Karena merasa tak terhalangi, maka pergerakan massa mulai mencari rumah-rumah etnis Bali. Maka begitulah, satu per satu rumah-rumah yang telah ditetapkan sasarannya dirusak, dijarah isinya, lalu dibakar. Tidak semua rumah yang dijarah lalu dihanguskan. Ada beberapa rumah setelah isinya dijarah, ditinggalkan begitu saja.

Sehari kemudian, jumlah rumah yang dirusak didata pemda setempat. Hasilnya? Sekitar 20 rumah penduduk mengalami kerusakan berat di mana seisi rumahnya dijarah dan dibakar. Sementara sekitar 50 rumah lainnya dirusak dan dijarah namun tidak dibakar.

Sebuah hotel dan restoran yang cukup besar, yang terletak di sebelah kantor bupati dan tak jauh dari Polres Sumbawa, “dibiarkan” dibumihanguskan. Isinya tentu saja dijarah terlebih dahulu. Hotel itu milik orang Bali. Tidak ketinggalan sebuah super market juga dirusak serta isinya dijarah. Kios-kios pedagang di Pasar Seketeng, yang dimiliki etnis Bali tidak ketinggalan juga menjadi sasaran amuk massa.

Total kerusakan rumah-rumah etnis Bali di seluruh Kabupaten Sumbawa mencapai 498 buah, sebagaimana disebutkan Bupati Jamaluddin Malik. Tidak dirinci berapa yang dijarah dan dibakar dan berapa yang dijarah dan dirusak tetapi tidak dibakar. Kejadian tersebut masih saja ada yang menilai tidak bernuansa SARA (suku, agama, ras, dan antargolongan). Bagaimana mereka bisa berkomentar demikian? Coba saksikan, kios-kios dagangan orang Bali. Walau keberadaannya di tengah-tengah pasar, namun mengapa massa memilih sasaran ke tengah jua? Mengapa tidak merusak yang paling pinggir, yang bukan miliknya orang Bali? Kejadian di Sumbawa itu sangat jelas bernuansa SARA karena sasarannya dipilih-pilih berdasarkan etnis.

Menurut Ketua PHDI Sumbawa, Made Suaryadala, penyerangan sepihak itu diduga dilandasi oleh kecemburuan sosial. Dia menjelaskan, banyak di antara orang Bali di sana yang meraih kemajuan signifikan di bidang ekonomi dibanding penduduk lokal. Namun semua pencapaian itu dilandasi oleh kerja keras. Tidak dengan cara-cara yang tidak fair. Pengerusakan di siang hari itu sempat berhenti sebentar, namun kumpulan massa masih meraung-raung di jalanan. Lalu ketika matahari tenggelam di ufuk barat, dan hari berganti malam, massa melanjutkan pengerusakan, penjarahan, dan pembakaran itu sampai tengah malam.

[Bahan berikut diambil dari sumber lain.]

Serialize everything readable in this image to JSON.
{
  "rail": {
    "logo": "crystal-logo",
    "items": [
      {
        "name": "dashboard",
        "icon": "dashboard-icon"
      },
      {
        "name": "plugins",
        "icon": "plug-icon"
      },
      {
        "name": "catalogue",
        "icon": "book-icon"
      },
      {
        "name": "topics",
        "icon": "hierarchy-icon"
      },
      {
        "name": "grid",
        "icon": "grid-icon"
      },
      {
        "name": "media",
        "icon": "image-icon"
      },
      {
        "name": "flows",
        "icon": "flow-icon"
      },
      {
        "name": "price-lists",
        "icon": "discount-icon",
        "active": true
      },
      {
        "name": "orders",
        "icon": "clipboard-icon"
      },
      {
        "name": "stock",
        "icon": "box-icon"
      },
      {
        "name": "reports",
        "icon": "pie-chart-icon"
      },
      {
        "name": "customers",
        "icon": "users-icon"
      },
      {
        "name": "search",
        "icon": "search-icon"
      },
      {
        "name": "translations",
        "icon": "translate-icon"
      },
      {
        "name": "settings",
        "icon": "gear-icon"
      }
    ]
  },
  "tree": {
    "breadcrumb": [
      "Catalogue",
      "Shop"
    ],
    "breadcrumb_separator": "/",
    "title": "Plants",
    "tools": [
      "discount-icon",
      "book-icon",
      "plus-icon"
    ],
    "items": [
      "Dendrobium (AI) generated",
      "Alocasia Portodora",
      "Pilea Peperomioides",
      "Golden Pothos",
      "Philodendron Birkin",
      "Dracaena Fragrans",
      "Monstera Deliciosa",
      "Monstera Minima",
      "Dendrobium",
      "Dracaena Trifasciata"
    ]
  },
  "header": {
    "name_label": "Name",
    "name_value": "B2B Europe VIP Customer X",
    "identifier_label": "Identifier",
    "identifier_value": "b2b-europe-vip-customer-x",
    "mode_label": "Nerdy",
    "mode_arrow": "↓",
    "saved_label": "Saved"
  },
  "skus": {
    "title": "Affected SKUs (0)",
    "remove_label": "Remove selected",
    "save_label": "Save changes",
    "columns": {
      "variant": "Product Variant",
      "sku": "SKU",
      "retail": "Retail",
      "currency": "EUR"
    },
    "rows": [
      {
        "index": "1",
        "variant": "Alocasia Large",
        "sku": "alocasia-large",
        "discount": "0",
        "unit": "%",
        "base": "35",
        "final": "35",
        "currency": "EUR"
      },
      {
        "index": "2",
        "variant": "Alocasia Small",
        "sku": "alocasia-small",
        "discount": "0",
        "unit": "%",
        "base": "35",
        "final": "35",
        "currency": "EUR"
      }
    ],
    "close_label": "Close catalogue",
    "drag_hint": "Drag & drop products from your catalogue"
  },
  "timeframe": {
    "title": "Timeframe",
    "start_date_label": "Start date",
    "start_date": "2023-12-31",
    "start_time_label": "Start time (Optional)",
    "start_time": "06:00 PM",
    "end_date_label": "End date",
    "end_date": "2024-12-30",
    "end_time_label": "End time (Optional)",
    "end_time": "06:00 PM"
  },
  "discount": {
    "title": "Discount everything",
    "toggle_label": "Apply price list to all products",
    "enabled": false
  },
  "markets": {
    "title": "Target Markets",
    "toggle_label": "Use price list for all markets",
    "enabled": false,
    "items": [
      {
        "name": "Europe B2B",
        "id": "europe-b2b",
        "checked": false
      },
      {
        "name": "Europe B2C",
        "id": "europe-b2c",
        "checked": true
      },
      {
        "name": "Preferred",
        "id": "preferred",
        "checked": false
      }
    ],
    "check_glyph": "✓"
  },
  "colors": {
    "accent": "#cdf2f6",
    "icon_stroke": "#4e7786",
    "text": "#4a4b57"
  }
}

Massa baru berhenti bergerak dan kocar-kacir setelah aparat keamanan, baik polisi maupun tentara, menyalakkan senjatanya pada pukul 24.00. Tembakan itu pun diarahkan ke atas. Tak sampai lima menit massa langsung membubarkan diri. Mereka pulang ke rumahnya masing-masing sambil membawa hasil jarahan. “Kalau saja tembakan demikian dilakukan pada siang hari, ketika mereka masih berputar-putar di jalan, saya yakin tak sampai begini kejadiannya. Mengapa keputusan itu begitu terlambat diambil?” sesal Dewa Gde Agung.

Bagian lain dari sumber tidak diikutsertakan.